In comparing the regular season to overtime success, it should be noted that the Lightning won six of those eight overtime games before the calendar changed to 2023, including a win on Dec. 3 against the Maple Leafs. In the regular season, they were a plus-18 goal differential in the third period and overtime. They were not even close to that number against Toronto in the playoffs.

Roster Turnover

Before this recent turn of events, the Lightning were 14-4 in the postseason in overtime from 2014 to Game 4 of the 2020 Cup Final. Throughout the years, the players on that roster who were part of that overtime success and the success of getting to three straight Stanley Cup Final appearances were lost due to the team’s salary cap restrictions. Gone are the likes of reliable veterans such as Ondrej Palat, Barclay Goodrow, and Blake Coleman. In Palat, they lost one of their more potent and clutch playoff scorers, as he scored the game-winning goal in the 2022 Playoffs Games 3 and 5 of the Eastern Conference Final against the New York Rangers and Game 5 of the Stanley Cup Final against the Colorado Avalanche.

Ondrej Palat Tampa Bay Lightning
Ondrej Palat, Tampa Bay Lightning (Photo by Andy Cross/MediaNews Group/The Denver Post via Getty Images)

In addition to losing some offensive punch, the Lightning lost veteran blueliners such as Ryan McDonagh. Losing such defensemen and defensive-minded forwards like Goodrow and Coleman meant that the Lightning were less efficient in critical areas this series, such as clearing the front of the net and defending the middle of the ice. These were key issues late in games in the three overtime losses, which became even more prevalent after the Lightning lost Erik Cernak for the rest of the series to a concussion due to a Michael Bunting elbow to the head.

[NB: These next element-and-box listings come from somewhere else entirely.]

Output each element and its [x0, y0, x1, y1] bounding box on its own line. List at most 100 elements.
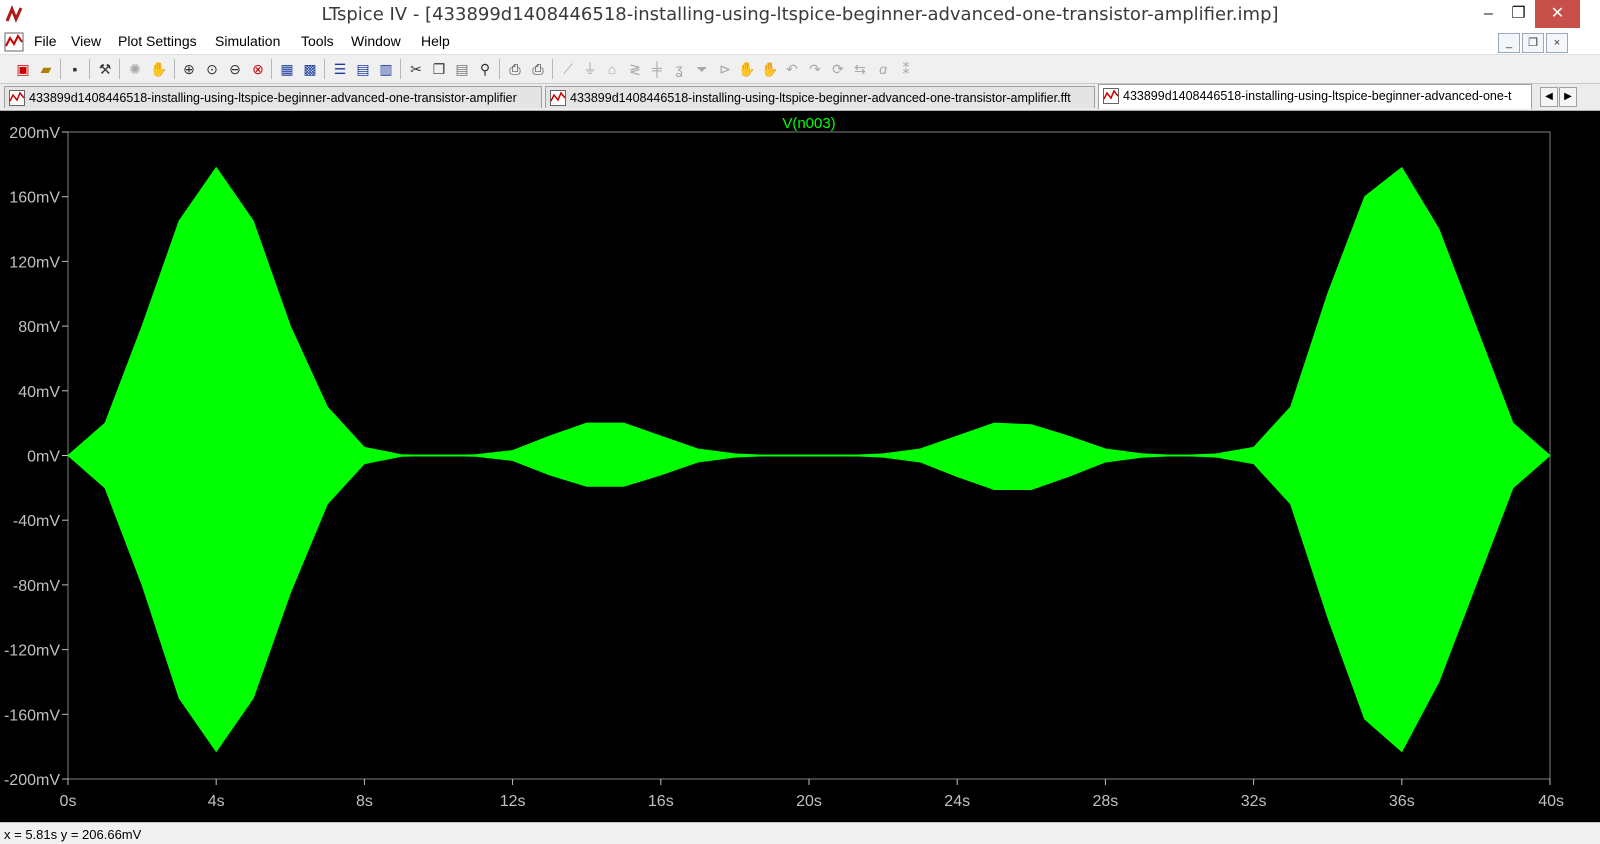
y-tick-label: 80mV — [18, 319, 60, 336]
mdi-close-button[interactable]: × — [1546, 33, 1568, 53]
waveform-tab-icon — [1103, 88, 1119, 104]
control-panel-icon[interactable]: ⚒ — [96, 60, 114, 78]
tab-label: 433899d1408446518-installing-using-ltspi… — [29, 91, 517, 105]
y-tick-label: -200mV — [4, 772, 60, 789]
cursor-readout: x = 5.81s y = 206.66mV — [4, 827, 142, 842]
close-window-button[interactable]: ✕ — [1535, 0, 1580, 28]
mirror-icon[interactable]: ⇆ — [851, 60, 869, 78]
menu-tools[interactable]: Tools — [301, 33, 334, 49]
status-bar: x = 5.81s y = 206.66mV — [0, 822, 1600, 844]
title-bar: LTspice IV - [433899d1408446518-installi… — [0, 0, 1600, 31]
tab-scroll-right-button[interactable]: ▶ — [1559, 87, 1577, 107]
zoom-out-icon[interactable]: ⊖ — [226, 60, 244, 78]
find-icon[interactable]: ⚲ — [476, 60, 494, 78]
x-tick-label: 16s — [648, 793, 674, 810]
ground-icon[interactable]: ⏚ — [581, 60, 599, 78]
menu-help[interactable]: Help — [421, 33, 450, 49]
paste-icon[interactable]: ▤ — [453, 60, 471, 78]
tile-horizontal-icon[interactable]: ☰ — [331, 60, 349, 78]
component-icon[interactable]: ⊳ — [716, 60, 734, 78]
toolbar: ▣ ▰ ▪ ⚒ ✺ ✋ ⊕ ⊙ ⊖ ⊗ ▦ ▩ ☰ ▤ ▥ ✂ ❐ ▤ ⚲ ⎙ … — [0, 55, 1600, 84]
menu-view[interactable]: View — [71, 33, 101, 49]
resistor-icon[interactable]: ≷ — [626, 60, 644, 78]
menu-window[interactable]: Window — [351, 33, 401, 49]
x-tick-label: 40s — [1538, 793, 1564, 810]
x-tick-label: 8s — [356, 793, 373, 810]
tab-fft[interactable]: 433899d1408446518-installing-using-ltspi… — [545, 86, 1095, 108]
drag-icon[interactable]: ✋ — [761, 60, 779, 78]
tab-scroll-left-button[interactable]: ◀ — [1540, 87, 1558, 107]
text-icon[interactable]: ɑ — [874, 60, 892, 78]
waveform-plot[interactable]: 200mV 160mV 120mV 80mV 40mV 0mV -40mV -80mV -120… — [0, 111, 1600, 822]
print-preview-icon[interactable]: ⎙ — [506, 60, 524, 78]
trace-label: V(n003) — [782, 115, 835, 132]
grid-icon[interactable]: ▩ — [301, 60, 319, 78]
y-tick-label: 200mV — [9, 125, 60, 142]
document-tab-bar: 433899d1408446518-installing-using-ltspi… — [0, 84, 1600, 111]
tile-vertical-icon[interactable]: ▤ — [354, 60, 372, 78]
y-tick-label: -80mV — [13, 578, 60, 595]
open-icon[interactable]: ▰ — [37, 60, 55, 78]
tab-schematic[interactable]: 433899d1408446518-installing-using-ltspi… — [4, 86, 542, 108]
waveform-tab-icon — [550, 90, 566, 106]
redo-icon[interactable]: ↷ — [806, 60, 824, 78]
x-tick-label: 24s — [944, 793, 970, 810]
cut-icon[interactable]: ✂ — [407, 60, 425, 78]
move-icon[interactable]: ✋ — [738, 60, 756, 78]
save-icon[interactable]: ▪ — [66, 60, 84, 78]
pan-hand-icon[interactable]: ✋ — [150, 60, 168, 78]
y-tick-label: -160mV — [4, 707, 60, 724]
mdi-minimize-button[interactable]: _ — [1498, 33, 1520, 53]
toolbar-separator — [271, 59, 272, 79]
y-tick-label: 0mV — [27, 449, 60, 466]
run-icon[interactable]: ✺ — [126, 60, 144, 78]
y-tick-label: 120mV — [9, 254, 60, 271]
toolbar-separator — [324, 59, 325, 79]
waveform-viewer-icon[interactable] — [4, 32, 24, 52]
toolbar-separator — [89, 59, 90, 79]
x-tick-label: 4s — [208, 793, 225, 810]
print-icon[interactable]: ⎙ — [529, 60, 547, 78]
menu-plot-settings[interactable]: Plot Settings — [118, 33, 197, 49]
toolbar-separator — [60, 59, 61, 79]
menu-simulation[interactable]: Simulation — [215, 33, 280, 49]
menu-file[interactable]: File — [34, 33, 57, 49]
autorange-icon[interactable]: ▦ — [278, 60, 296, 78]
x-tick-label: 36s — [1389, 793, 1415, 810]
y-tick-label: -120mV — [4, 643, 60, 660]
waveform-tab-icon — [9, 90, 25, 106]
inductor-icon[interactable]: ʓ — [670, 60, 688, 78]
spice-directive-icon[interactable]: ⁑ — [897, 60, 915, 78]
draw-wire-icon[interactable]: ⟋ — [559, 60, 577, 78]
x-tick-label: 32s — [1241, 793, 1267, 810]
cascade-icon[interactable]: ▥ — [377, 60, 395, 78]
menu-bar: File View Plot Settings Simulation Tools… — [0, 30, 1600, 55]
copy-icon[interactable]: ❐ — [430, 60, 448, 78]
x-tick-label: 0s — [60, 793, 77, 810]
rotate-icon[interactable]: ⟳ — [829, 60, 847, 78]
capacitor-icon[interactable]: ╪ — [648, 60, 666, 78]
y-tick-label: -40mV — [13, 513, 60, 530]
zoom-in-icon[interactable]: ⊙ — [203, 60, 221, 78]
toolbar-separator — [174, 59, 175, 79]
toolbar-separator — [400, 59, 401, 79]
toolbar-separator — [499, 59, 500, 79]
tab-imp-active[interactable]: 433899d1408446518-installing-using-ltspi… — [1098, 84, 1532, 109]
tab-label: 433899d1408446518-installing-using-ltspi… — [1123, 89, 1512, 103]
diode-icon[interactable]: ⏷ — [693, 60, 711, 78]
label-net-icon[interactable]: ⌂ — [603, 60, 621, 78]
tab-label: 433899d1408446518-installing-using-ltspi… — [570, 91, 1071, 105]
zoom-fit-icon[interactable]: ⊗ — [249, 60, 267, 78]
zoom-area-icon[interactable]: ⊕ — [180, 60, 198, 78]
series-envelope — [67, 167, 1551, 753]
mdi-restore-button[interactable]: ❐ — [1522, 33, 1544, 53]
y-tick-label: 160mV — [9, 190, 60, 207]
undo-icon[interactable]: ↶ — [783, 60, 801, 78]
x-tick-label: 28s — [1093, 793, 1119, 810]
y-tick-label: 40mV — [18, 384, 60, 401]
new-schematic-icon[interactable]: ▣ — [14, 60, 32, 78]
toolbar-separator — [119, 59, 120, 79]
x-tick-label: 20s — [796, 793, 822, 810]
x-tick-label: 12s — [500, 793, 526, 810]
window-title: LTspice IV - [433899d1408446518-installi… — [321, 4, 1279, 25]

Related: Lightning Fans Should Cheer for the Maple Leafs

The proverb all good things must come to an end is certainly applicable to the Tampa Bay Lightning, as their attempt to play in a fourth straight Stanley Cup Final was thwarted by the outstanding play of the Maple Leafs. In looking back at this series, however, the Lightning can take pride in their effort but will be forever troubled by their inability to win at least a couple of the three games they lost in overtime.